Les députés de la majorité, en sous effectif, se sont fait surprendre, jeudi à la dernière minute, par l’arrivée d’une délégation d’élus de gauche, juste avant un vote à main levée qui aurait dû relever d'une simple formalité.
"C'est une défaite politique sur un texte sur lequel il [le président Sarkozy] s'était engagé personnellement", s’est félicité M. Bloche, député socialiste de Paris, à l’issue du vote à main levé remporté 21 voix contre 15 par l’opposition.
La disposition centrale de ce texte, voulu par Nicolas Sarkozy, qui prévoit de sanctionner les pirates récidivistes d'une coupure de leur accès à Internet, est à l’origine d’une levée de boucliers de tout bord qui dure depuis plusieurs semaines.
Mardi soir, sous la pression du Sénat, les parlementaires avaient durci le texte en réintroduisant une disposition supprimée par l'Assemblée : le paiement de l'abonnement même en cas de coupure, ce qui avait été dénoncé comme une "double peine" par ses adversaires.
"Jamais les internautes n'accepteront de payer pour un service suspendu", avait déclaré jeudi matin Jean Dionis du Séjour, député du Nouveau Centre, précisant au passage qu’il voterait contre.
Coup de théâtre dans l'hémicycle
"C’est d’abord notre problème et notre responsabilité", a reconnu le président du groupe UMP Jean-François Copé à l’issu du vote. "On n’avait qu’à être beaucoup plus nombreux ", a-t-il ajouté.
Pour orchestrer ce coup de théâtre, les députés de l’opposition, qui dénoncent un "passage en force" du gouvernement, avaient minutieusement préparé leur stratégie.
"On savait dès mardi qu'il y avait un coup à jouer, car une partie de la droite ne voulait pas de ce texte. C'est pour cela qu'on n'a pas demandé de vote solennel, en se disant que l'on pouvait endormir tout le monde avec le vote à main levée", s’est félicité un proche du patron des députés socialistes, Jean-Marc Ayrault.
Mobilisés par SMS, une dizaine de députés socialistes ont convergé vers l’Assemblée et ont attendu, à l’abri des regards, avant de pénétrer dans l’hémicycle à quelques instants du vote.
Le dernier cas de ce genre remonte à 1983.

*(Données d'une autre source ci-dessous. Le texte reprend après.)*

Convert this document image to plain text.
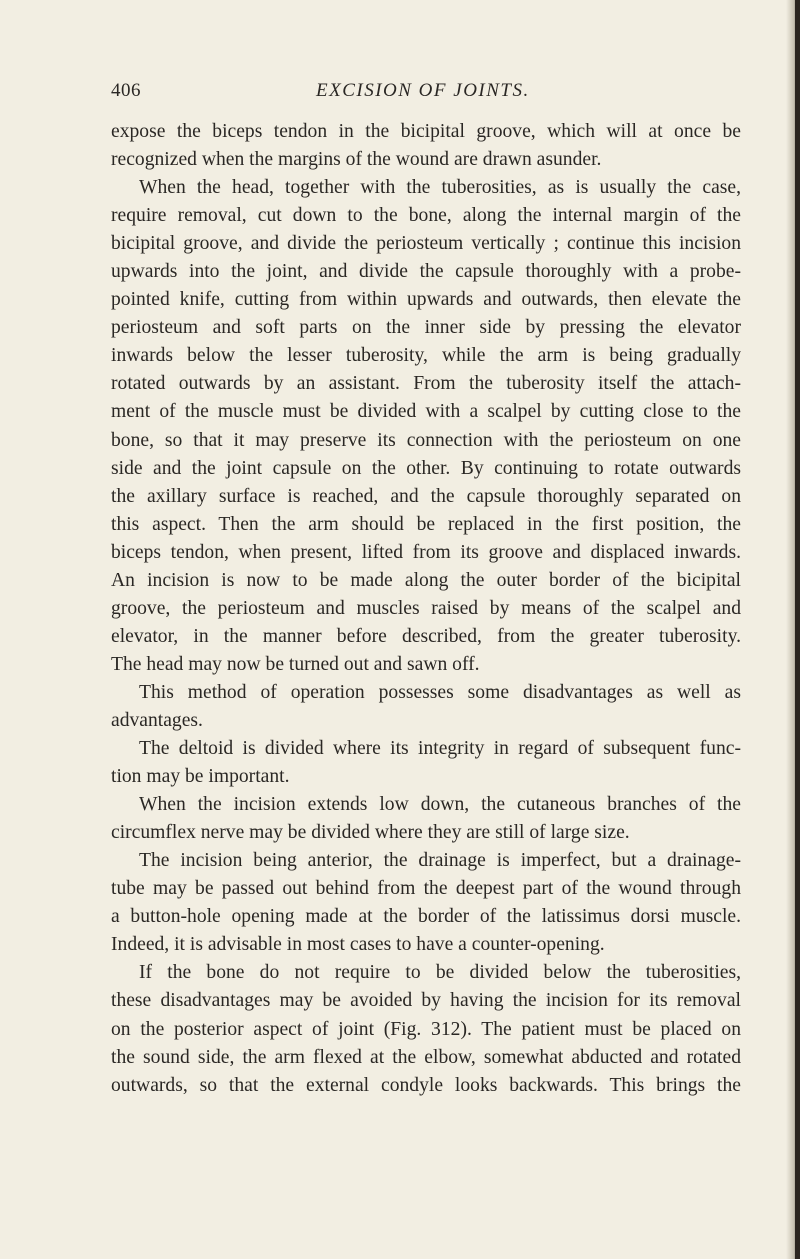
406	EXCISION OF JOINTS.
expose the biceps tendon in the bicipital groove, which will at once be
recognized when the margins of the wound are drawn asunder.
When the head, together with the tuberosities, as is usually the case,
require removal, cut down to the bone, along the internal margin of the
bicipital groove, and divide the periosteum vertically ; continue this incision
upwards into the joint, and divide the capsule thoroughly with a probe-
pointed knife, cutting from within upwards and outwards, then elevate the
periosteum and soft parts on the inner side by pressing the elevator
inwards below the lesser tuberosity, while the arm is being gradually
rotated outwards by an assistant. From the tuberosity itself the attach-
ment of the muscle must be divided with a scalpel by cutting close to the
bone, so that it may preserve its connection with the periosteum on one
side and the joint capsule on the other. By continuing to rotate outwards
the axillary surface is reached, and the capsule thoroughly separated on
this aspect. Then the arm should be replaced in the first position, the
biceps tendon, when present, lifted from its groove and displaced inwards.
An incision is now to be made along the outer border of the bicipital
groove, the periosteum and muscles raised by means of the scalpel and
elevator, in the manner before described, from the greater tuberosity.
The head may now be turned out and sawn off.
This method of operation possesses some disadvantages as well as
advantages.
The deltoid is divided where its integrity in regard of subsequent func-
tion may be important.
When the incision extends low down, the cutaneous branches of the
circumflex nerve may be divided where they are still of large size.
The incision being anterior, the drainage is imperfect, but a drainage-
tube may be passed out behind from the deepest part of the wound through
a button-hole opening made at the border of the latissimus dorsi muscle.
Indeed, it is advisable in most cases to have a counter-opening.
If the bone do not require to be divided below the tuberosities,
these disadvantages may be avoided by having the incision for its removal
on the posterior aspect of joint (Fig. 312). The patient must be placed on
the sound side, the arm flexed at the elbow, somewhat abducted and rotated
outwards, so that the external condyle looks backwards. This brings the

Stupeur des pro-Hadopi, Albanel décidée à se battre
La Société des auteurs, compositeurs et éditeurs de musique (Sacem) s’est indignée de ce rejet, qu’elle a qualifié comme étant "inattendu et incompréhensible".
John Kennedy, président et directeur général de la Fédération internationale de l'industrie phonographique (IFPI), s’est dit déçu du vote de jeudi.

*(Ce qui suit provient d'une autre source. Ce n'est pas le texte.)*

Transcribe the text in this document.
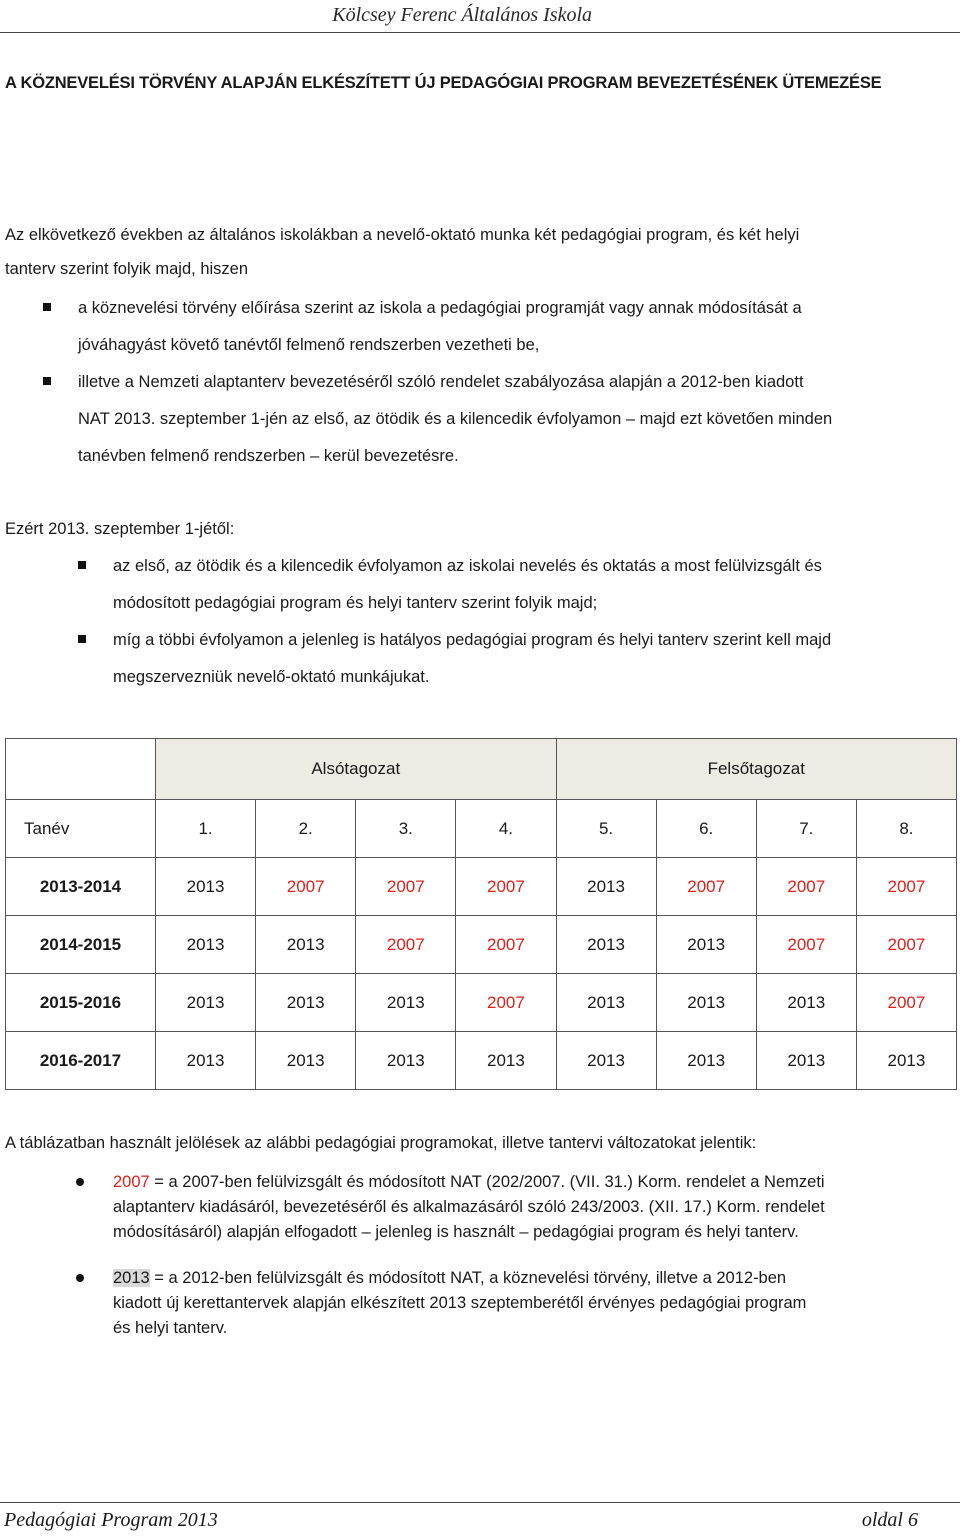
Kölcsey Ferenc Általános Iskola
A KÖZNEVELÉSI TÖRVÉNY ALAPJÁN ELKÉSZÍTETT ÚJ PEDAGÓGIAI PROGRAM BEVEZETÉSÉNEK ÜTEMEZÉSE
Az elkövetkező években az általános iskolákban a nevelő-oktató munka két pedagógiai program, és két helyi
tanterv szerint folyik majd, hiszen
a köznevelési törvény előírása szerint az iskola a pedagógiai programját vagy annak módosítását a
jóváhagyást követő tanévtől felmenő rendszerben vezetheti be,
illetve a Nemzeti alaptanterv bevezetéséről szóló rendelet szabályozása alapján a 2012-ben kiadott
NAT 2013. szeptember 1-jén az első, az ötödik és a kilencedik évfolyamon – majd ezt követően minden
tanévben felmenő rendszerben – kerül bevezetésre.
Ezért 2013. szeptember 1-jétől:
az első, az ötödik és a kilencedik évfolyamon az iskolai nevelés és oktatás a most felülvizsgált és
módosított pedagógiai program és helyi tanterv szerint folyik majd;
míg a többi évfolyamon a jelenleg is hatályos pedagógiai program és helyi tanterv szerint kell majd
megszervezniük nevelő-oktató munkájukat.
	Alsótagozat				Felsőtagozat			
Tanév	1.	2.	3.	4.	5.	6.	7.	8.
2013-2014	2013	2007	2007	2007	2013	2007	2007	2007
2014-2015	2013	2013	2007	2007	2013	2013	2007	2007
2015-2016	2013	2013	2013	2007	2013	2013	2013	2007
2016-2017	2013	2013	2013	2013	2013	2013	2013	2013
A táblázatban használt jelölések az alábbi pedagógiai programokat, illetve tantervi változatokat jelentik:
2007 = a 2007-ben felülvizsgált és módosított NAT (202/2007. (VII. 31.) Korm. rendelet a Nemzeti
alaptanterv kiadásáról, bevezetéséről és alkalmazásáról szóló 243/2003. (XII. 17.) Korm. rendelet
módosításáról) alapján elfogadott – jelenleg is használt – pedagógiai program és helyi tanterv.
2013 = a 2012-ben felülvizsgált és módosított NAT, a köznevelési törvény, illetve a 2012-ben
kiadott új kerettantervek alapján elkészített 2013 szeptemberétől érvényes pedagógiai program
és helyi tanterv.
Pedagógiai Program 2013	oldal 6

"Cette loi était une réponse efficace et proportionnée pour lutter contre le piratage et amener les internautes vers le vaste choix de plateformes musicales légales", a-t-il affirmé.
Malgré ce cuisant revers, la ministre de la Culture, Christine Albanel, ne veut pas baisser les bras. Après avoir dénoncé la "triste comédie" de l’opposition, elle s'est déclarée "déterminée à se battre […] pour la défense des créateurs et contre le pillage des œuvres".
Le prochain, et peut-être ultime, épisode du feuilleton Hadopi est programmé pour le 28 avril.